Ed ancora più incredibile fu l'inizio del mio viaggio in una nuova vita, che da un anno a questa parte ho iniziato a costruire; nuove esperienze toccate solo da silenzi buoni, leggeri e giovani.

Non ho una data segnata sul calendario che indica l'inizio di questa nuova parte della mia vita: i primi mesi stentavo a crederci, mi sembravano surreali, attendevo una ricaduta ma, con grande gioia, posso dire che non è mai arrivata.

Giorno dopo giorno ho iniziato a scoprire le mie nuove capacità e, un po' come fece Peter Parker con i suoi poteri, sto apprendendo come sfruttarle al meglio. Incontro ancora giorni difficili nel mio percorso, ma finalmente posso considerarli una minima percentuale rispetto alle giornate "buone".

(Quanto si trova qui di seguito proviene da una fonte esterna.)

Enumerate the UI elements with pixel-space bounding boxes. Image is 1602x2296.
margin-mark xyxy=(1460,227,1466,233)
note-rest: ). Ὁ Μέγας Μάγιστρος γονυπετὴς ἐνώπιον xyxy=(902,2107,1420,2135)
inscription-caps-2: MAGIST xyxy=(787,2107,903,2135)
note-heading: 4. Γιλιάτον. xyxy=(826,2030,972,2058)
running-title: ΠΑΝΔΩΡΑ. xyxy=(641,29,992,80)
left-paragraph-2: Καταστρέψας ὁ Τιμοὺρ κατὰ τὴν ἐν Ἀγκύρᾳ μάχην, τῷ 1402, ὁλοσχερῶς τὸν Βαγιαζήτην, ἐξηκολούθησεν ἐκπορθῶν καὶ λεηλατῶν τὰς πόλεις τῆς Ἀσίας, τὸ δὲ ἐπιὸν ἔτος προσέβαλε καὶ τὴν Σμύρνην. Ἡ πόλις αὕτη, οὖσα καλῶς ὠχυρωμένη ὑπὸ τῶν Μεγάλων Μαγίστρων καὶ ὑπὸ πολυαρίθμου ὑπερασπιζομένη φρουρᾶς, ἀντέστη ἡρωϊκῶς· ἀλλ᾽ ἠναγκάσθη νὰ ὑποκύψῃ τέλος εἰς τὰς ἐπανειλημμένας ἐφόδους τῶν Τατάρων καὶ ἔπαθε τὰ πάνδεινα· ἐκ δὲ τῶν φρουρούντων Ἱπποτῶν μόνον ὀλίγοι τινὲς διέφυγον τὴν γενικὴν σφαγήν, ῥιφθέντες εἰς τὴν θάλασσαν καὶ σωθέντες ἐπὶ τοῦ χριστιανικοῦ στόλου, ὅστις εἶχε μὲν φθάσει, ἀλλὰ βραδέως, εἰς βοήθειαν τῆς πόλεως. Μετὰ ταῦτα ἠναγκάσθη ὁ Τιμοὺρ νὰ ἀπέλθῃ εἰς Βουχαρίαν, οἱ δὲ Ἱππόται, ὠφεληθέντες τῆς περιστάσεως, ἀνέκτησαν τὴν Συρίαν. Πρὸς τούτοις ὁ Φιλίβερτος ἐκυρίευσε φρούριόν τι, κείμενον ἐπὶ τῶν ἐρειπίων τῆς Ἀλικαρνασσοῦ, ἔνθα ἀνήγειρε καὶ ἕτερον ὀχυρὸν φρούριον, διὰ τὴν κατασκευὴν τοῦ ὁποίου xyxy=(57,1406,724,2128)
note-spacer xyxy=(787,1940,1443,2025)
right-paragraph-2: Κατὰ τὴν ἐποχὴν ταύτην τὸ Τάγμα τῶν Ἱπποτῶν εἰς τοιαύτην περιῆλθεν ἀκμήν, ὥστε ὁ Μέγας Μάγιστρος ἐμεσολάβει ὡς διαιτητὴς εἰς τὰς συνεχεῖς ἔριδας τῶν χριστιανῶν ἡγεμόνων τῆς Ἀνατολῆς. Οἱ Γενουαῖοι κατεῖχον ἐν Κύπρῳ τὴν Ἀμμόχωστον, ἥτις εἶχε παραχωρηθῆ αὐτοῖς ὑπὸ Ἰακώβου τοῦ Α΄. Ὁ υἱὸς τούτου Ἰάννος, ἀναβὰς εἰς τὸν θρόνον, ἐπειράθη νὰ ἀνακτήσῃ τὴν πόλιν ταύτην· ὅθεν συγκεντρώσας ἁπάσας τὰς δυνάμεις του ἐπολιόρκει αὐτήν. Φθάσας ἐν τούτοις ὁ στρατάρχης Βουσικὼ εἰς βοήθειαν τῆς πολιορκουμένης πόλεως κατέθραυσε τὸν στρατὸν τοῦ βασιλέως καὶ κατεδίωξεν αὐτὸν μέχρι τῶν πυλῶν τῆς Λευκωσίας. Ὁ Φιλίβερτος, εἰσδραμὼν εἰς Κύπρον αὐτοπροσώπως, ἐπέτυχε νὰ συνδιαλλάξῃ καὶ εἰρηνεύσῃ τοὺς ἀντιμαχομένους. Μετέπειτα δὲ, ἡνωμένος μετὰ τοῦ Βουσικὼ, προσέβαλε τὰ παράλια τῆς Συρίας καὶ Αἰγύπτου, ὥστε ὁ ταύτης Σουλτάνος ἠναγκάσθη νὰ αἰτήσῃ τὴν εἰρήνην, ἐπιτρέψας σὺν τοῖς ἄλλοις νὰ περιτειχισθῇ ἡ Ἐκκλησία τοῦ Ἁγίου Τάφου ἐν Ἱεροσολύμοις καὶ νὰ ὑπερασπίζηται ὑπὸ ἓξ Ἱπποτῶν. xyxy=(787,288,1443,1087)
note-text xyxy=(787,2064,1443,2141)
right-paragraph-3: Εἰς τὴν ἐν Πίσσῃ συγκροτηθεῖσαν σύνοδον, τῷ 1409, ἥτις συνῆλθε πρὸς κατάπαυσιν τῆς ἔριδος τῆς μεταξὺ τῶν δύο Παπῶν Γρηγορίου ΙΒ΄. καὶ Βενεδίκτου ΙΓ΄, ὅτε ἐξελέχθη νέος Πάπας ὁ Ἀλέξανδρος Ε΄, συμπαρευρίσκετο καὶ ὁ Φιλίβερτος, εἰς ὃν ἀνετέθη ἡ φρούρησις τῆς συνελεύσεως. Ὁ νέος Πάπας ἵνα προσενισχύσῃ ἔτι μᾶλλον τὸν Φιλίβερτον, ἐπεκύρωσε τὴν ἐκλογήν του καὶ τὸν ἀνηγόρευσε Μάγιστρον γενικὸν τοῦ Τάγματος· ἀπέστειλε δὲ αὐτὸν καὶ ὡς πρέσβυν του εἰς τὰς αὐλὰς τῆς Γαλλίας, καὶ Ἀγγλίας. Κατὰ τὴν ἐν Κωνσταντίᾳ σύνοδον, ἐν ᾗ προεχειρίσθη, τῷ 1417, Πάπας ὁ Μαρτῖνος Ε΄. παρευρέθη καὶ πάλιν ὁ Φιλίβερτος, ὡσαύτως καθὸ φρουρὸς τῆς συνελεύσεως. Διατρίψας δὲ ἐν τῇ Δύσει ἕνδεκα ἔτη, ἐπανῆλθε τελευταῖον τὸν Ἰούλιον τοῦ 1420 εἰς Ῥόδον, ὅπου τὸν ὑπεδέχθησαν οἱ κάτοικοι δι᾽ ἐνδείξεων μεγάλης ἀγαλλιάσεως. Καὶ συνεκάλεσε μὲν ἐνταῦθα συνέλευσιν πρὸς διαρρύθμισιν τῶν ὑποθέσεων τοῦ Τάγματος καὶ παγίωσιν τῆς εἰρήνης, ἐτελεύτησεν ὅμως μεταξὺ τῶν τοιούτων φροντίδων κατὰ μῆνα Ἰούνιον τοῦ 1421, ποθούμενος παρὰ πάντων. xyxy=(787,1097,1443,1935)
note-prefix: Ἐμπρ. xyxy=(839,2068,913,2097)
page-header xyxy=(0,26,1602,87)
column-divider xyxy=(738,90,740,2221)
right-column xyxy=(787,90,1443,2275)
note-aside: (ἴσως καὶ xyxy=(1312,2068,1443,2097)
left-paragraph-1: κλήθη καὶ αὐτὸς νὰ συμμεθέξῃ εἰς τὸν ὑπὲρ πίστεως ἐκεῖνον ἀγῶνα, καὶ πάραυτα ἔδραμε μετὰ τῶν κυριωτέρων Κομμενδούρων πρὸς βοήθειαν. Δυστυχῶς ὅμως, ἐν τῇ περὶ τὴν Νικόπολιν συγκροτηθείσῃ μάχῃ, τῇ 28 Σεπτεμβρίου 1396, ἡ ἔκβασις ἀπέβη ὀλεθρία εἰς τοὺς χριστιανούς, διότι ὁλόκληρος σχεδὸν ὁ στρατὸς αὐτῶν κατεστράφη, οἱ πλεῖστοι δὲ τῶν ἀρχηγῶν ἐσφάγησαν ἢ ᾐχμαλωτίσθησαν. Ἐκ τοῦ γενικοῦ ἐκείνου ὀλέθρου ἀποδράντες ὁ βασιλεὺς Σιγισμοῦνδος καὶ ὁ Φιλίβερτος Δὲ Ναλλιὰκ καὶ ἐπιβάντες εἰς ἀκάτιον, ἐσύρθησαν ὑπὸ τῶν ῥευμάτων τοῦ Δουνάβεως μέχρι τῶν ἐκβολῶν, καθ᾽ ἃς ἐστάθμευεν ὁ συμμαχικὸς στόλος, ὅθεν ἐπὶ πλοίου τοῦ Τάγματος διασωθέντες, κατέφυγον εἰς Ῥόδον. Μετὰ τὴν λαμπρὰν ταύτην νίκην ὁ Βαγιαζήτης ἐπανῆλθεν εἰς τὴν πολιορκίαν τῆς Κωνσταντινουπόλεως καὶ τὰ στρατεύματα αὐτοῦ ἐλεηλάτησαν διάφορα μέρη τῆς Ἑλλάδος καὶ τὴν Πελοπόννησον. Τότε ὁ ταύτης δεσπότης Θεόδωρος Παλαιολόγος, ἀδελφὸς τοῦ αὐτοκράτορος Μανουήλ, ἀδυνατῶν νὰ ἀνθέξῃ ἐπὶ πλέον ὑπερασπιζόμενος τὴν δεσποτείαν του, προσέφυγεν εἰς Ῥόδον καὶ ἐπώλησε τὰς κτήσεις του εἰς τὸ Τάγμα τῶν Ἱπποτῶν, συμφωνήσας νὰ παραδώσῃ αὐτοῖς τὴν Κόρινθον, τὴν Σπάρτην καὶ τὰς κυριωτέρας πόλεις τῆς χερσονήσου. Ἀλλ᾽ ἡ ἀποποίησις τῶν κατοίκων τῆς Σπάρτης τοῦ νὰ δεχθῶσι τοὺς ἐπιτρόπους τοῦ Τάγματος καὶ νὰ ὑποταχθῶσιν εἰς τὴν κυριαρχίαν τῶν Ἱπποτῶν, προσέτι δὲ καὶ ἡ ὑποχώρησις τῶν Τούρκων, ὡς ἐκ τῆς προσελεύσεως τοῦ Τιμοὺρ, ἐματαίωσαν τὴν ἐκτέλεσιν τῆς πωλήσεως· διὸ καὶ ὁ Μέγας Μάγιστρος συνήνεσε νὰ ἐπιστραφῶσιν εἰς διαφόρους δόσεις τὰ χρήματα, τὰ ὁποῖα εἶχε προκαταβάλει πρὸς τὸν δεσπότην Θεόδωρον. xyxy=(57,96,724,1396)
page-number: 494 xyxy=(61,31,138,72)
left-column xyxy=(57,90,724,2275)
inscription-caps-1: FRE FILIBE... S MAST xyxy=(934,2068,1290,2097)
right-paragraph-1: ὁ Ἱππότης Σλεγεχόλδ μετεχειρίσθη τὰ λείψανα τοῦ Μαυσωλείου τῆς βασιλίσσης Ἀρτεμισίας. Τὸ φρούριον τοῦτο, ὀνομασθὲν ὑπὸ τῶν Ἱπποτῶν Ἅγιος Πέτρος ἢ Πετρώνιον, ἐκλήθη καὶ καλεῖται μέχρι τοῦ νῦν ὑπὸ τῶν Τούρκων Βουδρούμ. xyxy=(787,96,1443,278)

Porto sempre con me il ricordo di una calda settimana d'agosto, quando ho avuto la possibilità di vivere le vita che ho sempre desiderato, ma che non avevo mai avuto il coraggio di sognare perché troppo lontana dalle mie possibilità; in quei brevissimi sette giorni io ho capito il vero significato di felicità. Non ritengo giusto dire che negli scorsi anni io non avessi avuto dei momenti felici ma, anche nella giornata che ho ritenuto per molto tempo la più bella della mia vita, io sono stata male e incapace di vivere appieno quell'esperienza.

Sono indubbiamente fiera di me stessa per tutto quello che ho fatto e che ancora oggi sto facendo per mantenere il mio stato attuale, ma per sempre io dovrò convivere con il tormento che colpisce tutti prima o poi: il tempo andato perduto. Mi sono scivolate dalle mani troppe occasioni che non sono riuscita a vivere; alcune molto banali e altre più importanti. Quindi ora più che mai apprezzo le piccole cose che le giornate mi offrono e il valore immenso che affidiamo al nostro tempo.

Il silenzio per troppo tempo ha affondato le radici dentro di me, ma ora io ho infiniti motivi per fare rumore e per sorridere: non ho intenzione di sprecare la mia occasione di vivere una vera situazione tipicamente adolescenziale.